The cloud provider plans to support the Arm-based M1-powered Macs next year, along with expanding to more cloud regions.

“Apple’s thriving community of more than 28 million developers continues to create groundbreaking app experiences that delight customers around the world," Bob Borchers, VP of worldwide product marketing at Apple, said.

"With the launch of EC2 Mac instances, we’re thrilled to make development for Apple’s platforms accessible in new ways, and combine the performance and reliability of our world-class hardware with the scalability of AWS.”

In November, Apple updated its macOS software license to officially allow for companies to buy Mac systems and lease them "for permitted developer services." However, in classic Apple fashion, there are significant restrictions - with a lease period must be “for a minimum period of twenty-four (24) consecutive hours," and the fact that hardware can only be leased to one company at a time.

The license update was welcomed by MacStadium, with VP Brian Stucki calling it a "love letter" to the company that previously operated in a gray area.

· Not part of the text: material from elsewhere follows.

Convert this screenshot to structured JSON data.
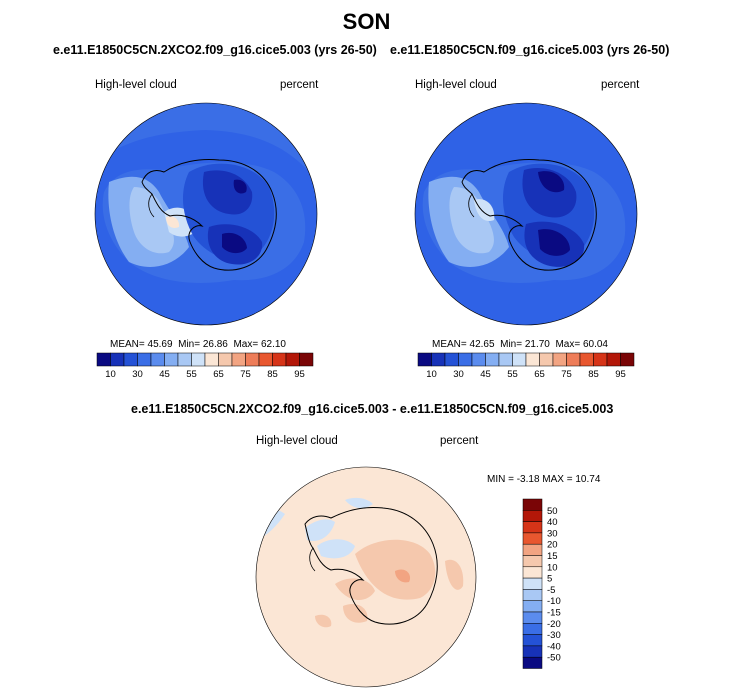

Up until now, MacStadium has been the largest provider of Mac hosting and cloud services, but could at any time have been cut off by Apple.

When we profiled the company last year, it operated across five data centers, offering Macs built into custom rack designs - but was increasingly pushing into offering services on top of the hardware.

“Our customers don't just want a Mac in a rack, they want a Mac in a cloud," chief revenue officer Shawn Lankton told us at the time.

Now, the world's largest cloud provider is coming for those customers - with the licensing update "love letter" apparently targeted at them. "Obviously, Amazon is a massive fish to enter the sea," Stucki said on Twitter.

"Another part of me is very proud to see the Mac mini rise to this level... I’ll hope for a 'rising tide raises all boats' even with the new cruise liner parked in the harbor."